# Best Leak Detectors



## juniorp187 (Dec 9, 2013)

Hello,

I'm interested in buying a Leak Detector for my company, but have a hard time considering which product to buy. Price is not a concern to me as long as the detector gets the job done and the location is determined asap for the customer.

I have the Rigid brick and scout to energize the water lines.

Here is a list from reading the forum of the possible leak detectors

metrotech hl-5000 
Fisher XLT-30 leak detector
Subsurface LD-12 or LD-18 Leak Detectors (the LD-18 Digital looks great)
Goldak 777-B Leak Detector

I keep hearing around the forums that goldak mics are bad, fisher detectors are great and also metrotech is good.

How are the mics in these products and are they durable? I saw the ld-12 which looks great but the microphone is small and is always being tossed around.

Thanks!


----------



## plbgbiz (Aug 27, 2010)

An intro is requested from all new members. In case you missed it, here is the link. http://www.plumbingzone.com/f3/. 

The PZ is for Plumbing Professionals ( those engaged in the plumbing profession) 

Post an intro and tell our members where you are from, years in the trade, and your area(s) of expertise in the plumbing field. 

This info helps members who are waiting to welcome you to the best plumbing site there is. 
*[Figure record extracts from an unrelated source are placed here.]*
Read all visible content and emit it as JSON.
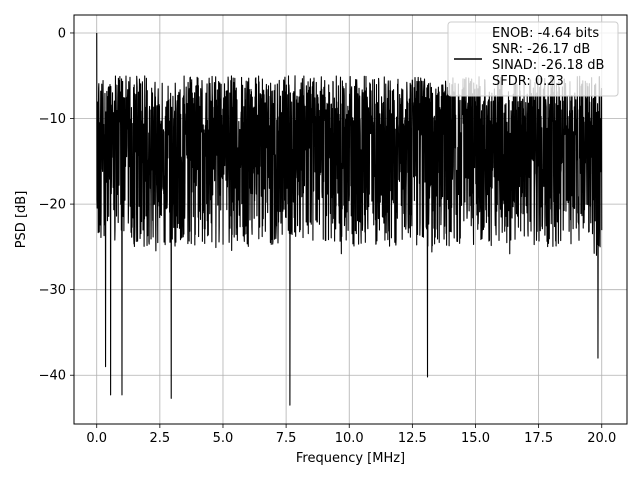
{
  "chart_data": {
    "type": "line",
    "title": "",
    "xlabel": "Frequency [MHz]",
    "ylabel": "PSD [dB]",
    "xlim": [
      -0.9,
      21.0
    ],
    "ylim": [
      -45.7,
      2.1
    ],
    "xticks": [
      0.0,
      2.5,
      5.0,
      7.5,
      10.0,
      12.5,
      15.0,
      17.5,
      20.0
    ],
    "xtick_labels": [
      "0.0",
      "2.5",
      "5.0",
      "7.5",
      "10.0",
      "12.5",
      "15.0",
      "17.5",
      "20.0"
    ],
    "yticks": [
      0,
      -10,
      -20,
      -30,
      -40
    ],
    "ytick_labels": [
      "0",
      "−10",
      "−20",
      "−30",
      "−40"
    ],
    "grid": true,
    "legend_position": "top-right",
    "series": [
      {
        "name": "ENOB: -4.64 bits\nSNR: -26.17 dB\nSINAD: -26.18 dB\nSFDR: 0.23",
        "color": "#000000",
        "description": "dense noise spectrum",
        "x_range": [
          0.0,
          20.0
        ],
        "peak": {
          "x": 0.0,
          "y": 0.0
        },
        "typical_upper_envelope": -5,
        "typical_lower_envelope": -28,
        "notable_minima": [
          {
            "x": 0.35,
            "y": -39.0
          },
          {
            "x": 0.55,
            "y": -42.3
          },
          {
            "x": 1.0,
            "y": -42.3
          },
          {
            "x": 2.95,
            "y": -42.7
          },
          {
            "x": 7.65,
            "y": -43.5
          },
          {
            "x": 13.1,
            "y": -40.2
          },
          {
            "x": 19.85,
            "y": -38.0
          }
        ]
      }
    ],
    "legend_lines": [
      "ENOB: -4.64 bits",
      "SNR: -26.17 dB",
      "SINAD: -26.18 dB",
      "SFDR: 0.23"
    ]
  }
}
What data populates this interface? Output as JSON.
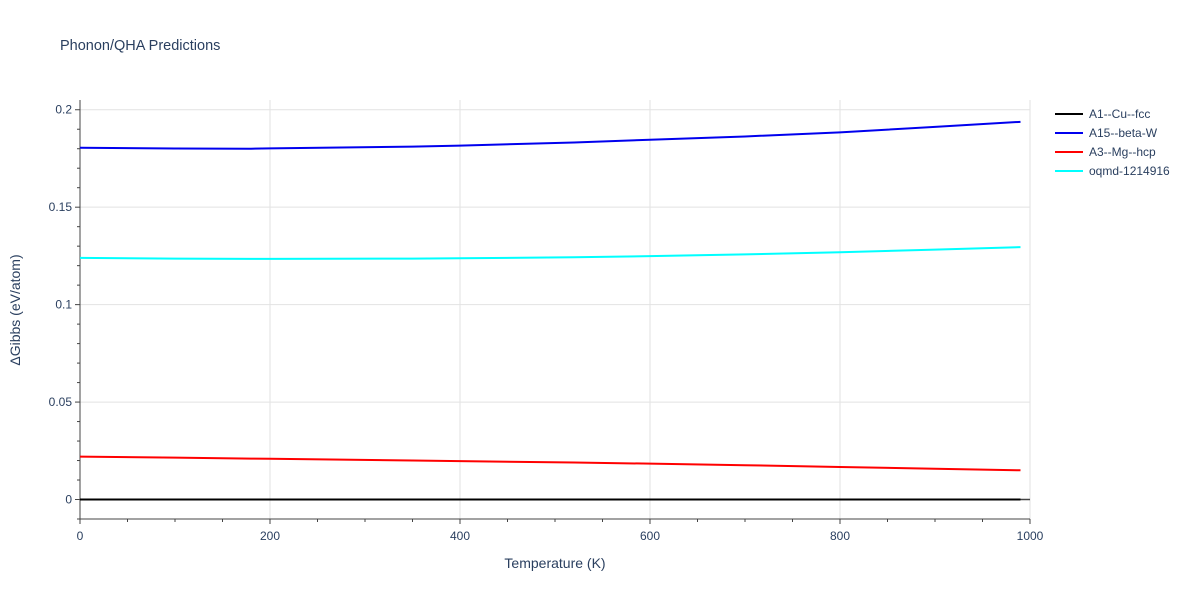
{
  "chart_data": {
    "type": "line",
    "title": "Phonon/QHA Predictions",
    "xlabel": "Temperature (K)",
    "ylabel": "ΔGibbs (eV/atom)",
    "xlim": [
      0,
      1000
    ],
    "ylim": [
      -0.01,
      0.205
    ],
    "x_ticks": [
      0,
      200,
      400,
      600,
      800,
      1000
    ],
    "x_tick_labels": [
      "0",
      "200",
      "400",
      "600",
      "800",
      "1000"
    ],
    "y_ticks": [
      0,
      0.05,
      0.1,
      0.15,
      0.2
    ],
    "y_tick_labels": [
      "0",
      "0.05",
      "0.1",
      "0.15",
      "0.2"
    ],
    "grid": true,
    "legend_position": "top-right",
    "x": [
      0,
      100,
      180,
      200,
      350,
      400,
      520,
      600,
      700,
      800,
      900,
      990
    ],
    "series": [
      {
        "name": "A1--Cu--fcc",
        "color": "#000000",
        "values": [
          0,
          0,
          0,
          0,
          0,
          0,
          0,
          0,
          0,
          0,
          0,
          0
        ]
      },
      {
        "name": "A15--beta-W",
        "color": "#0000ee",
        "values": [
          0.1805,
          0.1801,
          0.18,
          0.1802,
          0.1811,
          0.1816,
          0.1832,
          0.1846,
          0.1863,
          0.1884,
          0.1912,
          0.1938
        ]
      },
      {
        "name": "A3--Mg--hcp",
        "color": "#ff0000",
        "values": [
          0.022,
          0.0215,
          0.021,
          0.0209,
          0.02,
          0.0197,
          0.019,
          0.0184,
          0.0176,
          0.0167,
          0.0158,
          0.015
        ]
      },
      {
        "name": "oqmd-1214916",
        "color": "#00ffff",
        "values": [
          0.124,
          0.1236,
          0.1235,
          0.1235,
          0.1236,
          0.1238,
          0.1243,
          0.1249,
          0.1258,
          0.1269,
          0.1282,
          0.1295
        ]
      }
    ]
  }
}
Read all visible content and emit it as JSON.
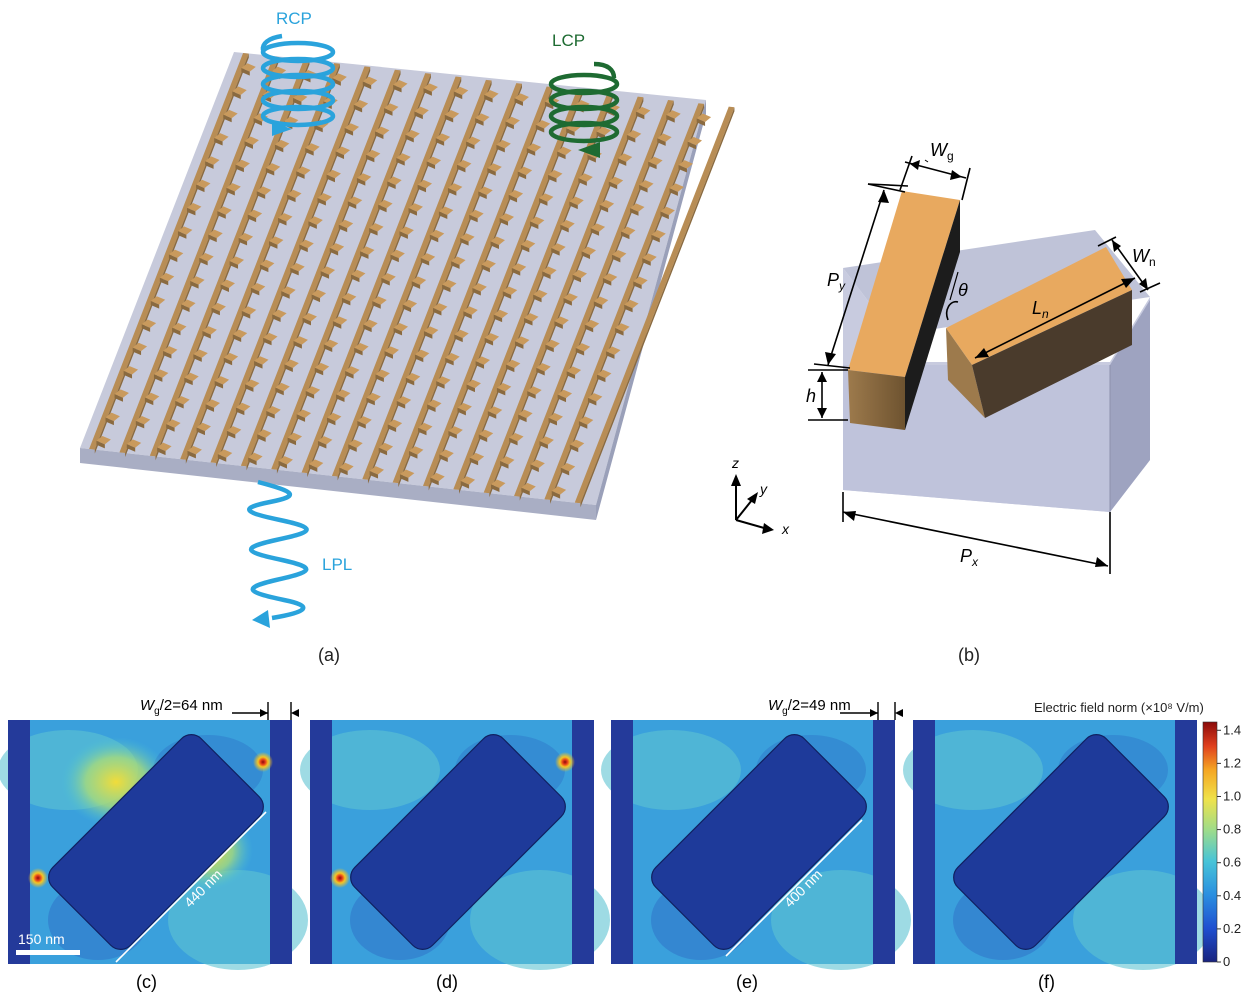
{
  "panel_a": {
    "caption": "(a)",
    "rcp_label": "RCP",
    "lcp_label": "LCP",
    "lpl_label": "LPL",
    "color_rcp": "#2aa3dc",
    "color_lcp": "#1e6b32",
    "color_gold": "#c4955a",
    "color_substrate": "#c4c9dc"
  },
  "panel_b": {
    "caption": "(b)",
    "wg_label": "W",
    "wg_sub": "g",
    "wn_label": "W",
    "wn_sub": "n",
    "py_label": "P",
    "py_sub": "y",
    "ln_label": "L",
    "ln_sub": "n",
    "theta_label": "θ",
    "h_label": "h",
    "px_label": "P",
    "px_sub": "x",
    "axis_z": "z",
    "axis_y": "y",
    "axis_x": "x"
  },
  "field_maps": {
    "colorbar_title": "Electric field norm (×10⁸ V/m)",
    "colorbar_ticks": [
      "1.4",
      "1.2",
      "1.0",
      "0.8",
      "0.6",
      "0.4",
      "0.2",
      "0"
    ],
    "scale_bar": "150 nm",
    "panel_c": {
      "caption": "(c)",
      "gap_w": "W",
      "gap_sub": "g",
      "gap_rest": "/2=64  nm",
      "length": "440 nm"
    },
    "panel_d": {
      "caption": "(d)"
    },
    "panel_e": {
      "caption": "(e)",
      "gap_w": "W",
      "gap_sub": "g",
      "gap_rest": "/2=49  nm",
      "length": "400 nm"
    },
    "panel_f": {
      "caption": "(f)"
    }
  }
}
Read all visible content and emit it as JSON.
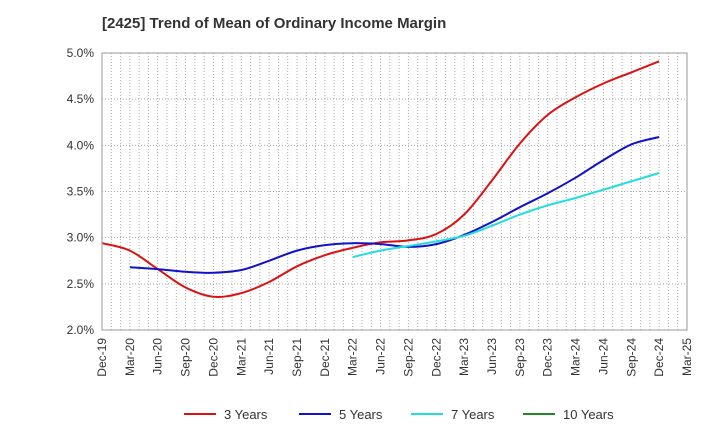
{
  "chart_data": {
    "type": "line",
    "title": "[2425]  Trend of Mean of Ordinary Income Margin",
    "xlabel": "",
    "ylabel": "",
    "categories": [
      "Dec-19",
      "Mar-20",
      "Jun-20",
      "Sep-20",
      "Dec-20",
      "Mar-21",
      "Jun-21",
      "Sep-21",
      "Dec-21",
      "Mar-22",
      "Jun-22",
      "Sep-22",
      "Dec-22",
      "Mar-23",
      "Jun-23",
      "Sep-23",
      "Dec-23",
      "Mar-24",
      "Jun-24",
      "Sep-24",
      "Dec-24",
      "Mar-25"
    ],
    "y_ticks": [
      "2.0%",
      "2.5%",
      "3.0%",
      "3.5%",
      "4.0%",
      "4.5%",
      "5.0%"
    ],
    "ylim": [
      2.0,
      5.0
    ],
    "grid": true,
    "legend_position": "bottom",
    "series": [
      {
        "name": "3 Years",
        "color": "#dd1111",
        "values": [
          2.94,
          2.86,
          2.66,
          2.46,
          2.36,
          2.4,
          2.52,
          2.69,
          2.81,
          2.89,
          2.95,
          2.97,
          3.04,
          3.25,
          3.62,
          4.02,
          4.33,
          4.52,
          4.67,
          4.79,
          4.91,
          null
        ]
      },
      {
        "name": "5 Years",
        "color": "#1111cc",
        "values": [
          null,
          2.68,
          2.66,
          2.63,
          2.62,
          2.65,
          2.75,
          2.86,
          2.92,
          2.94,
          2.93,
          2.9,
          2.93,
          3.03,
          3.17,
          3.33,
          3.48,
          3.65,
          3.84,
          4.01,
          4.09,
          null
        ]
      },
      {
        "name": "7 Years",
        "color": "#22dddd",
        "values": [
          null,
          null,
          null,
          null,
          null,
          null,
          null,
          null,
          null,
          2.79,
          2.86,
          2.91,
          2.96,
          3.02,
          3.13,
          3.25,
          3.35,
          3.43,
          3.52,
          3.61,
          3.7,
          null
        ]
      },
      {
        "name": "10 Years",
        "color": "#228822",
        "values": [
          null,
          null,
          null,
          null,
          null,
          null,
          null,
          null,
          null,
          null,
          null,
          null,
          null,
          null,
          null,
          null,
          null,
          null,
          null,
          null,
          null,
          null
        ]
      }
    ]
  }
}
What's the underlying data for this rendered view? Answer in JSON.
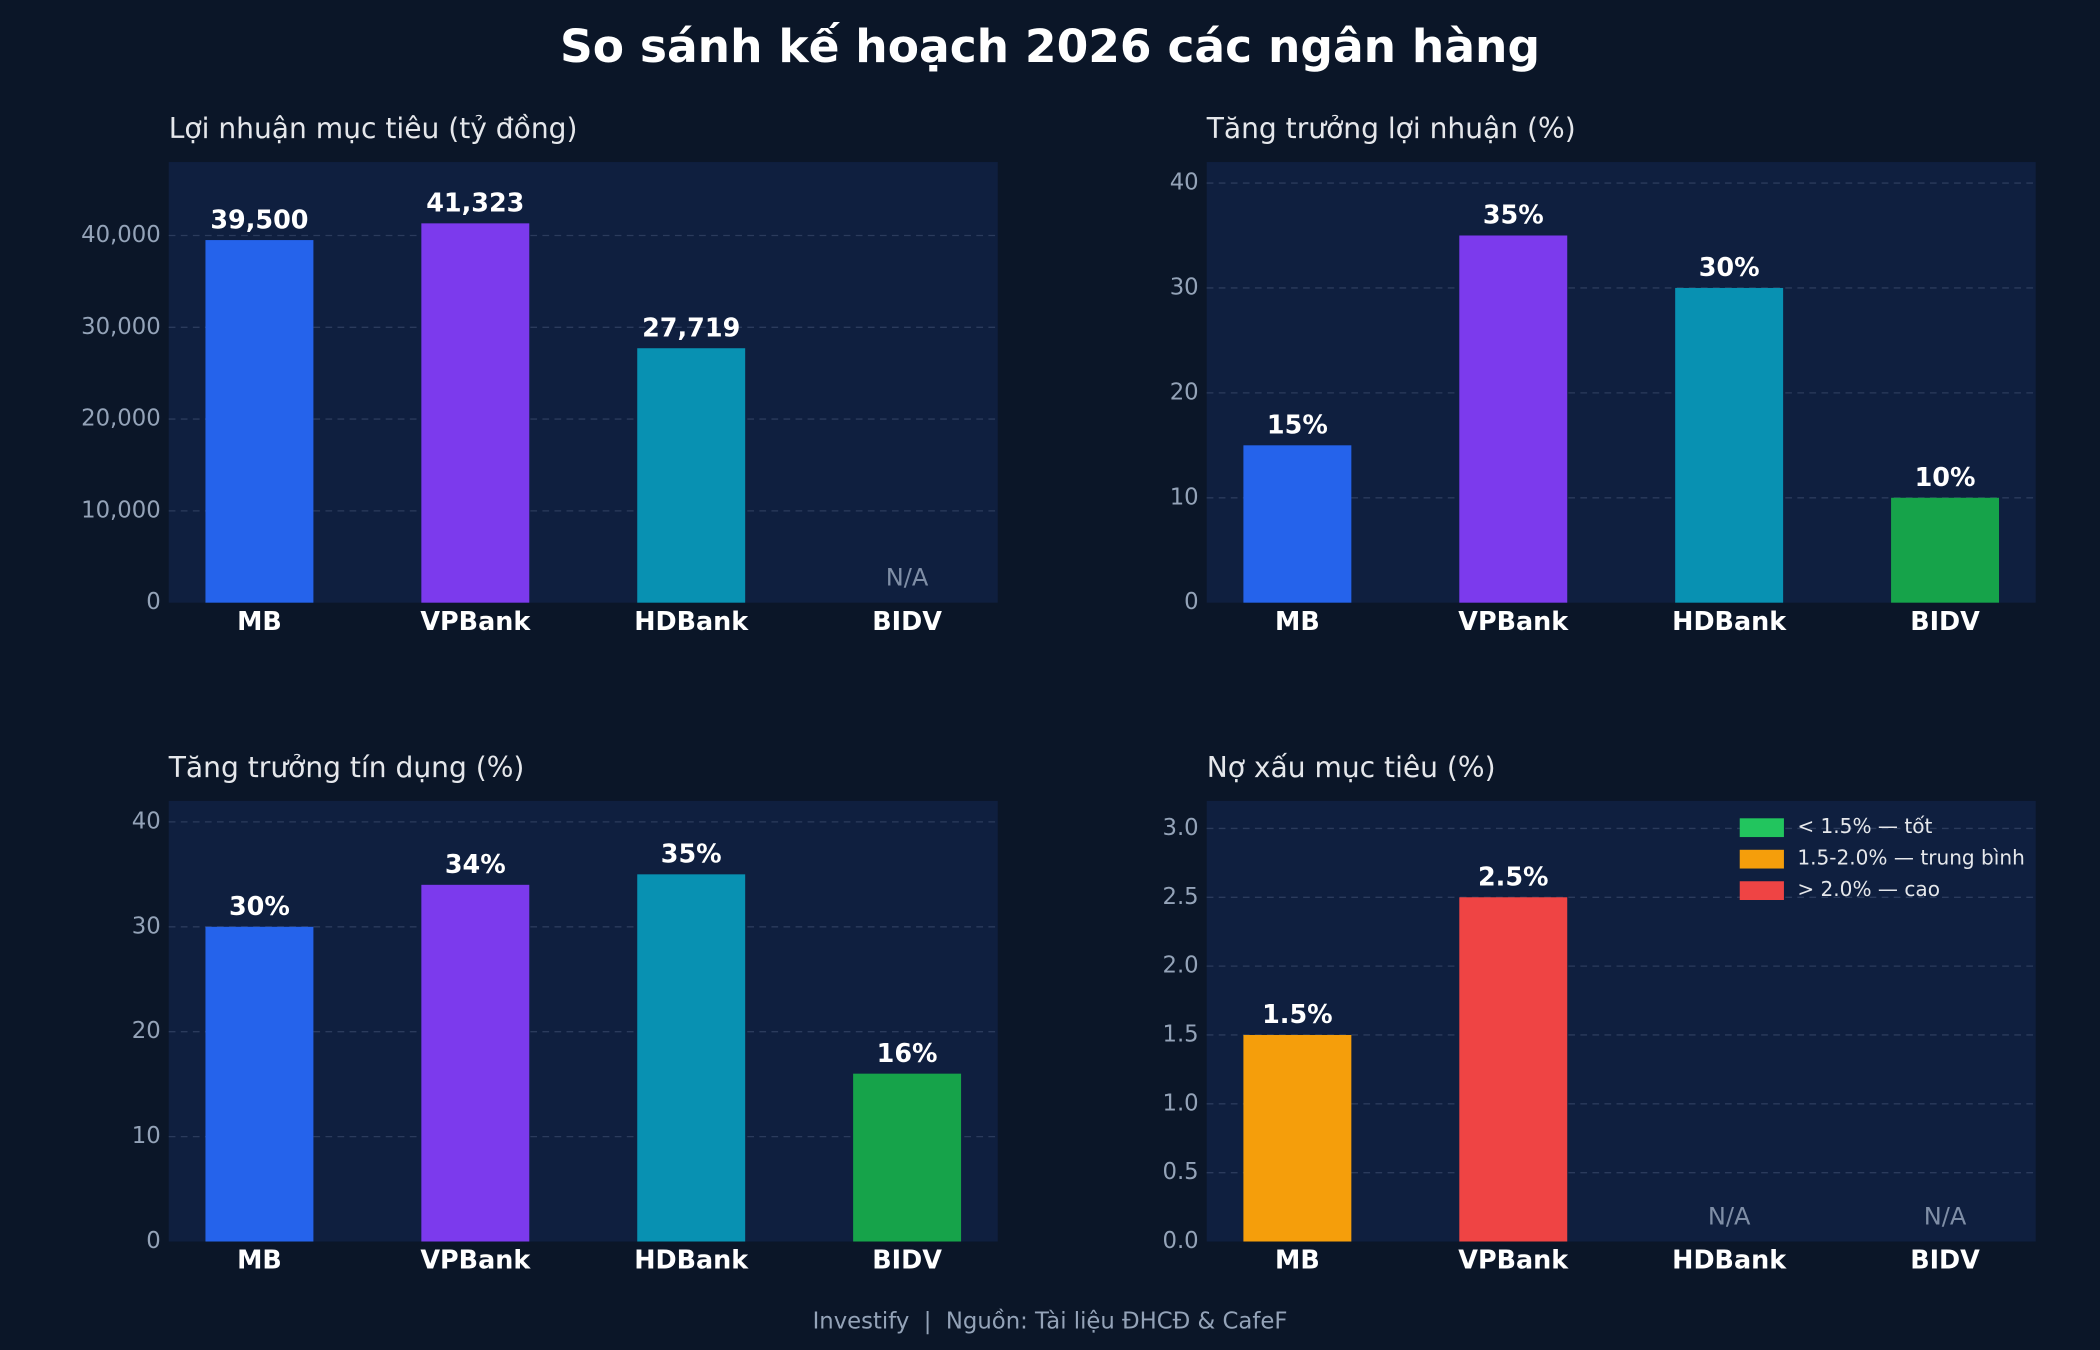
{
  "title": "So sánh kế hoạch 2026 các ngân hàng",
  "footer": "Investify  |  Nguồn: Tài liệu ĐHCĐ & CafeF",
  "chart_data": [
    {
      "type": "bar",
      "title": "Lợi nhuận mục tiêu (tỷ đồng)",
      "categories": [
        "MB",
        "VPBank",
        "HDBank",
        "BIDV"
      ],
      "values": [
        39500,
        41323,
        27719,
        null
      ],
      "value_labels": [
        "39,500",
        "41,323",
        "27,719",
        "N/A"
      ],
      "colors": [
        "#2563eb",
        "#7c3aed",
        "#0891b2",
        "#16a34a"
      ],
      "ylim": [
        0,
        48000
      ],
      "yticks": [
        0,
        {
          "value": 10000,
          "label": "10,000"
        },
        {
          "value": 20000,
          "label": "20,000"
        },
        {
          "value": 30000,
          "label": "30,000"
        },
        {
          "value": 40000,
          "label": "40,000"
        }
      ],
      "grid": true
    },
    {
      "type": "bar",
      "title": "Tăng trưởng lợi nhuận (%)",
      "categories": [
        "MB",
        "VPBank",
        "HDBank",
        "BIDV"
      ],
      "values": [
        15,
        35,
        30,
        10
      ],
      "value_labels": [
        "15%",
        "35%",
        "30%",
        "10%"
      ],
      "colors": [
        "#2563eb",
        "#7c3aed",
        "#0891b2",
        "#16a34a"
      ],
      "ylim": [
        0,
        42
      ],
      "yticks": [
        0,
        10,
        20,
        30,
        40
      ],
      "grid": true
    },
    {
      "type": "bar",
      "title": "Tăng trưởng tín dụng (%)",
      "categories": [
        "MB",
        "VPBank",
        "HDBank",
        "BIDV"
      ],
      "values": [
        30,
        34,
        35,
        16
      ],
      "value_labels": [
        "30%",
        "34%",
        "35%",
        "16%"
      ],
      "colors": [
        "#2563eb",
        "#7c3aed",
        "#0891b2",
        "#16a34a"
      ],
      "ylim": [
        0,
        42
      ],
      "yticks": [
        0,
        10,
        20,
        30,
        40
      ],
      "grid": true
    },
    {
      "type": "bar",
      "title": "Nợ xấu mục tiêu (%)",
      "categories": [
        "MB",
        "VPBank",
        "HDBank",
        "BIDV"
      ],
      "values": [
        1.5,
        2.5,
        null,
        null
      ],
      "value_labels": [
        "1.5%",
        "2.5%",
        "N/A",
        "N/A"
      ],
      "colors": [
        "#f59e0b",
        "#ef4444",
        null,
        null
      ],
      "ylim": [
        0,
        3.2
      ],
      "yticks": [
        {
          "value": 0,
          "label": "0.0"
        },
        0.5,
        {
          "value": 1,
          "label": "1.0"
        },
        1.5,
        {
          "value": 2,
          "label": "2.0"
        },
        2.5,
        {
          "value": 3,
          "label": "3.0"
        }
      ],
      "grid": true,
      "legend": {
        "position": "upper right",
        "entries": [
          {
            "name": "< 1.5% — tốt",
            "color": "#22c55e"
          },
          {
            "name": "1.5-2.0% — trung bình",
            "color": "#f59e0b"
          },
          {
            "name": "> 2.0% — cao",
            "color": "#ef4444"
          }
        ]
      }
    }
  ]
}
We look forward to your valuable input.


----------



## juniorp187 (Dec 9, 2013)

How does Metrotech HL5000 compare to the Fisher XLT 30. I have narrowed it down to these two units and I would like some opinions and feedback if possible.

Thanks!


----------



## DesertOkie (Jul 15, 2011)

I have an Xlt -30

The Sewerin Aquaphon 100 is better.
http://www.tracerelectronicsllc.com/tracer/page26/page30/AquaphonA100.php


----------



## lucygray (Mar 16, 2015)

hello..
I have never use Metrotech HL5000 .I am using my multiRae for my project. It has PID and is working great for me..


----------



## rjbphd (Feb 5, 2010)

lucygray said:


> hello..
> I have never use Metrotech HL5000 .I am using my multiRae for my project. It has PID and is working great for me..


Hey lucy, u got some exsplaning why you have no introduction


----------



## moonapprentice (Aug 23, 2012)

Paper towels find leaks


----------



## Redwood (Sep 8, 2008)

I roll em in flour to find the wet spot...

Seriously I'm glad we have basements...


----------



## chonkie (Jul 31, 2014)

Redwood said:


> Seriously I'm glad we have basements...


Neighbors can't hear the screams from the basement?


----------



## Redwood (Sep 8, 2008)

chonkie said:


> Neighbors can't hear the screams from the basement?


You Betcha... :thumbup:


----------